Orateur
Description
In this talk, I will talk about some recent results on distribution optimization methods. First, we will talk about a non-convex optimization technique for a Wasserstein gradient flow (WGF). While WGF is guaranteed to converge to a first-order stationary point, for nonconvex functionals the converged solution does not necessarily satisfy the second-order optimality condition; i.e., it could converge to a saddle point. To resolve this problem, we propose a new algorithm for probability measure optimization, perturbed Wasserstein gradient flow (PWGF), that achieves second-order optimality for general nonconvex objectives. PWGF enhances WGF by injecting noisy perturbations near saddle points via a Gaussian process-based scheme. We theoretically derive the computational complexity for PWGF to achieve a second-order stationary point and converge to a global optimum in polynomial time for strictly benign objectives.

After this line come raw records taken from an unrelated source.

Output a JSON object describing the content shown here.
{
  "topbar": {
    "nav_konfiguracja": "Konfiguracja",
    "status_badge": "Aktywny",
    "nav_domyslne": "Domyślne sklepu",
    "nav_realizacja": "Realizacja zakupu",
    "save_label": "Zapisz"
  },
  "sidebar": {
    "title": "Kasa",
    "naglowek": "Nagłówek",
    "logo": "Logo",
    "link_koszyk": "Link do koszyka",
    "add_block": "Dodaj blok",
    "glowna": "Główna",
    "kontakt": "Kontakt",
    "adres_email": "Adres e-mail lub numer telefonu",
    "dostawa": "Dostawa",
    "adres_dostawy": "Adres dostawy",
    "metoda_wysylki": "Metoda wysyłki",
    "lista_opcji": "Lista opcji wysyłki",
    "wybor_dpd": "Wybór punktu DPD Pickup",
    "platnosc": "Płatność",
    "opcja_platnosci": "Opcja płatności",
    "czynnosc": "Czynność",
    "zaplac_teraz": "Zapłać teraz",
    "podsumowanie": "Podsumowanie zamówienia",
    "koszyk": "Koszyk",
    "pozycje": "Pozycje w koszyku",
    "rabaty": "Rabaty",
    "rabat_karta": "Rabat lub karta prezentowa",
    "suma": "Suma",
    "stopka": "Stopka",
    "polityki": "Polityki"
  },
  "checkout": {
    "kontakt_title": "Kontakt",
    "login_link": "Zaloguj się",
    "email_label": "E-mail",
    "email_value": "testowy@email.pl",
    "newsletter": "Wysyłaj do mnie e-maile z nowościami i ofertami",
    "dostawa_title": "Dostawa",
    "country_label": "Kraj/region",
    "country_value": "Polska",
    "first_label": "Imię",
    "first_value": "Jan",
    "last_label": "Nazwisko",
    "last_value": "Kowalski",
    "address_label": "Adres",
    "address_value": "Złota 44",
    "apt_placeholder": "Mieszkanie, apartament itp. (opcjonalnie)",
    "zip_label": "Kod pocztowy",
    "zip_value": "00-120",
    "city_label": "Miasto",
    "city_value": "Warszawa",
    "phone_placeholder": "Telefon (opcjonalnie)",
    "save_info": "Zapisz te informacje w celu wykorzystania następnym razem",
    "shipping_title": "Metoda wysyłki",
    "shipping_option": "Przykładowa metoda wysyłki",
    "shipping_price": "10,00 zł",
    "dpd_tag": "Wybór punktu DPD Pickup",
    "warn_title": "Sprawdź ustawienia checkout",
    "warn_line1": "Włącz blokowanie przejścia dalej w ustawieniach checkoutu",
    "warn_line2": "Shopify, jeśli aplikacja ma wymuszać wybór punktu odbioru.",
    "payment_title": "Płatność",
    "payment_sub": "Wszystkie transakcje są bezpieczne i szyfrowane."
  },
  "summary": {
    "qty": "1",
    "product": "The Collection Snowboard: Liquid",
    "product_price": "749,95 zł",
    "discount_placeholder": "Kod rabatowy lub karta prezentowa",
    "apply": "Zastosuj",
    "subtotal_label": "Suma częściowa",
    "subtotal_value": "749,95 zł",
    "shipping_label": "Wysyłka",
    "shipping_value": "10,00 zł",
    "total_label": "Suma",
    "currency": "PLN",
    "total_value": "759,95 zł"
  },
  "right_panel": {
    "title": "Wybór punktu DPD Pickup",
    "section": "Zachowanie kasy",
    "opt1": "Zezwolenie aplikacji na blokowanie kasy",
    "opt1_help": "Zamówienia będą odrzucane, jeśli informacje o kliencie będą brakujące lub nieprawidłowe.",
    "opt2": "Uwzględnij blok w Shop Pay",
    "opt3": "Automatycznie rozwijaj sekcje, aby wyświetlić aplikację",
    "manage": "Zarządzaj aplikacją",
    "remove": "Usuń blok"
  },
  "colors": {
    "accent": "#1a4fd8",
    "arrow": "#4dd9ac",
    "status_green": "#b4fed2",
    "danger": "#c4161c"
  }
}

Second, I present an improved error analysis corresponding to the propagation of chaos (PoC) for mean field Langevin dynamics (MFLD), where PoC provides a quantitative characterization of the approximation error in terms of the number of particles. In this study, we refine the defective log-Sobolev inequality---a key result from that earlier work---for a convex objective, and establish an improved PoC result that removes the exponential dependence on the regularization coefficient from the particle approximation term.

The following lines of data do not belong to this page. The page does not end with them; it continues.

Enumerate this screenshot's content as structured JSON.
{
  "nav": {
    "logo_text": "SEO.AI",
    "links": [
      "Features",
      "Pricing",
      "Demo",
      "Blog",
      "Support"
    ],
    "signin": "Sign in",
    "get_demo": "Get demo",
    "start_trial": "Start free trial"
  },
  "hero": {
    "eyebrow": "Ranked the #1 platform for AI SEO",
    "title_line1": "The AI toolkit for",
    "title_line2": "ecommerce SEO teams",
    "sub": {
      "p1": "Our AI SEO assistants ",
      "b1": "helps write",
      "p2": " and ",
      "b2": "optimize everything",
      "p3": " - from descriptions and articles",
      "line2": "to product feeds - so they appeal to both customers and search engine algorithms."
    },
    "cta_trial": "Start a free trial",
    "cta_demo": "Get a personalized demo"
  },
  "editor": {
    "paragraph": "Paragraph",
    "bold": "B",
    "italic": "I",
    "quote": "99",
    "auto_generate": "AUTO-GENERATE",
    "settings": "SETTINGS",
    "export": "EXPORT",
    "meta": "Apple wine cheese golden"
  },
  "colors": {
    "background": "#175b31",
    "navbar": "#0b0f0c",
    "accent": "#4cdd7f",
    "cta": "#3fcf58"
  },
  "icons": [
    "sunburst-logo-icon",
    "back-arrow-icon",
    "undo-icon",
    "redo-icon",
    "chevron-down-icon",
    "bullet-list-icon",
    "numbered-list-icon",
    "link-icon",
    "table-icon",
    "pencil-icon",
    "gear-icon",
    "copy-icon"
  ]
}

Third, if time permits, I introduce a novel alignment method for diffusion models from distribution optimization perspectives while providing rigorous convergence guarantees. The proposed method directly optimize the distribution using the Dual Averaging method and then adopt Doob's h-transform technique to generate sample from the optimal distribution. The proposed framework is supported by rigorous convergence guarantees and an end-to-end bound on the sampling error, which imply that when the original distribution's score is known accurately, the complexity of sampling from shifted distributions is independent of isoperimetric conditions.